Stele

von Keith Haring

Die kreuzförmige Stele von Keith Haring, einem der bedeutendsten Pop-Art-Künstler der 1980er Jahre, wurde für die Premiere von „Aida“ in der Sahara im ägyptischen Luxor kreiert. 1987 wurde dort Giuseppe Verdis Oper am Originalschauplatz mit international gefeierten Opernstars wie Jessye Norman und Plácido Domingo uraufgeführt.

Mehr lesen

Die mit schwarzen Swarovski Kristallen besetzte Stele existierte zweimal und war Teil der spektakulären Bühnendekoration. Nach dem Tod von Keith Haring erwarb André Heller beide Stelen, wobei eine heute in den Swarovski Kristallwelten zu sehen ist und die andere im Garten von André Heller selbst ihren Platz gefunden hat.

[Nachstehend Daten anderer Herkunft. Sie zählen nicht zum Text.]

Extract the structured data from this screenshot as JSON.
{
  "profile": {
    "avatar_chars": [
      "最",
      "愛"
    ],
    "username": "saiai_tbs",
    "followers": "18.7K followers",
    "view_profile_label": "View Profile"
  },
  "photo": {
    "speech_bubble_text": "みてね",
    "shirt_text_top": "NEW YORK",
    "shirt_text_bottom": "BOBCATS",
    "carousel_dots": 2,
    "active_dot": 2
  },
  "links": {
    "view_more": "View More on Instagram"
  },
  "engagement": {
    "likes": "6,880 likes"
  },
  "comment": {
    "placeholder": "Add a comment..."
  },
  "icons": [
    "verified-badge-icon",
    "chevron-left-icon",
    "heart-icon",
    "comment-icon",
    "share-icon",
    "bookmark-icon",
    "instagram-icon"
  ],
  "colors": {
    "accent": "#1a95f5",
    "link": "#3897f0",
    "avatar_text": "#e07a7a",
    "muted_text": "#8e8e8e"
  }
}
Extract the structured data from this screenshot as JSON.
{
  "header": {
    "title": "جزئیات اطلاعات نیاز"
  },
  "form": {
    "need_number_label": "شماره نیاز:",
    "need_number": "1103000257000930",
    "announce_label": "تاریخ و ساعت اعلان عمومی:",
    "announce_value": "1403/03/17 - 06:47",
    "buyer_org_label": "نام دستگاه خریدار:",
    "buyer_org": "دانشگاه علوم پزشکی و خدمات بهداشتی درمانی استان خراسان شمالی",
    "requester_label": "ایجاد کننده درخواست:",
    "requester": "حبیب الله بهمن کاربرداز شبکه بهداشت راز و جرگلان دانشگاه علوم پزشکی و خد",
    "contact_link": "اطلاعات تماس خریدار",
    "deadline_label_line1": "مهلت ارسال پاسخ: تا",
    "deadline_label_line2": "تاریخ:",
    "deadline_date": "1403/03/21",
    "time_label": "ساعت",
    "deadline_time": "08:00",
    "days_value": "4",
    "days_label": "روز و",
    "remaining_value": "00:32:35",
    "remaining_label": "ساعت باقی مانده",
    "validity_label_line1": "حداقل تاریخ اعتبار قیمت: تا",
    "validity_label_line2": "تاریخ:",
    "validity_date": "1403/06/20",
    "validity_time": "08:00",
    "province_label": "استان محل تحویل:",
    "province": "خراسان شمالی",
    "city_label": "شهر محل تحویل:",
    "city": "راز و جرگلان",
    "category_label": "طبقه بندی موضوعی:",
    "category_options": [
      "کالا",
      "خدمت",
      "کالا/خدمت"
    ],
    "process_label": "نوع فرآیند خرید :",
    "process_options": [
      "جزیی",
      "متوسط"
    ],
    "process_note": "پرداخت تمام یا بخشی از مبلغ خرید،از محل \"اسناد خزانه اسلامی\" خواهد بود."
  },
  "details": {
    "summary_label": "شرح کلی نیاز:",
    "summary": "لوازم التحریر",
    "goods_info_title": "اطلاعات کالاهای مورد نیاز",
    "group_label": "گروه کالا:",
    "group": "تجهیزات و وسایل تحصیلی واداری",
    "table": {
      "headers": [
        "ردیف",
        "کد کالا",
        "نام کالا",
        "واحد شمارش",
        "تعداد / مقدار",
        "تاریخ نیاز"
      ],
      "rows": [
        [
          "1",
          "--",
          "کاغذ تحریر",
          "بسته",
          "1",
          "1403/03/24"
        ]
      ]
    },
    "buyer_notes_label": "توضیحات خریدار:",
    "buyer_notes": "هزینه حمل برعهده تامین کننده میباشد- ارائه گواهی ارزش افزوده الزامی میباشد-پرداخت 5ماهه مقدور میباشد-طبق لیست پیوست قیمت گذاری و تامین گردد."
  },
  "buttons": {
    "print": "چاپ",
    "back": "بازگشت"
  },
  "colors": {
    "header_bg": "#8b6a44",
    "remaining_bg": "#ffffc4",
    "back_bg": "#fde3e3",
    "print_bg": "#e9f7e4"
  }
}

Keith Haring wurde 1958 in Kutztown, Pennsylvania, geboren und zählt zu den bekanntesten Pop-Art-Künstlern der Welt. Nach seinem Studium an der School of Visual Arts (New York) ließ er sich als freischaffender Künstler nieder und entwickelte eine fantasievolle Ausdrucksform im Graffiti-Stil, die ihm rasch internationale Anerkennung einbrachte.

Mehr lesen

Er bemalte unter anderem die Berliner Mauer am Checkpoint Charlie, kreierte Bodypaintings für Grace Jones und entwarf Straßenmarkierungen in Tokio. Ende der 1980er Jahre erkrankte er an Aids und versuchte fortan, die sozialen Folgen der Krankheit in seiner ureigenen Bildsprache darzustellen. Keith Haring starb am 16. Februar 1990 in New York.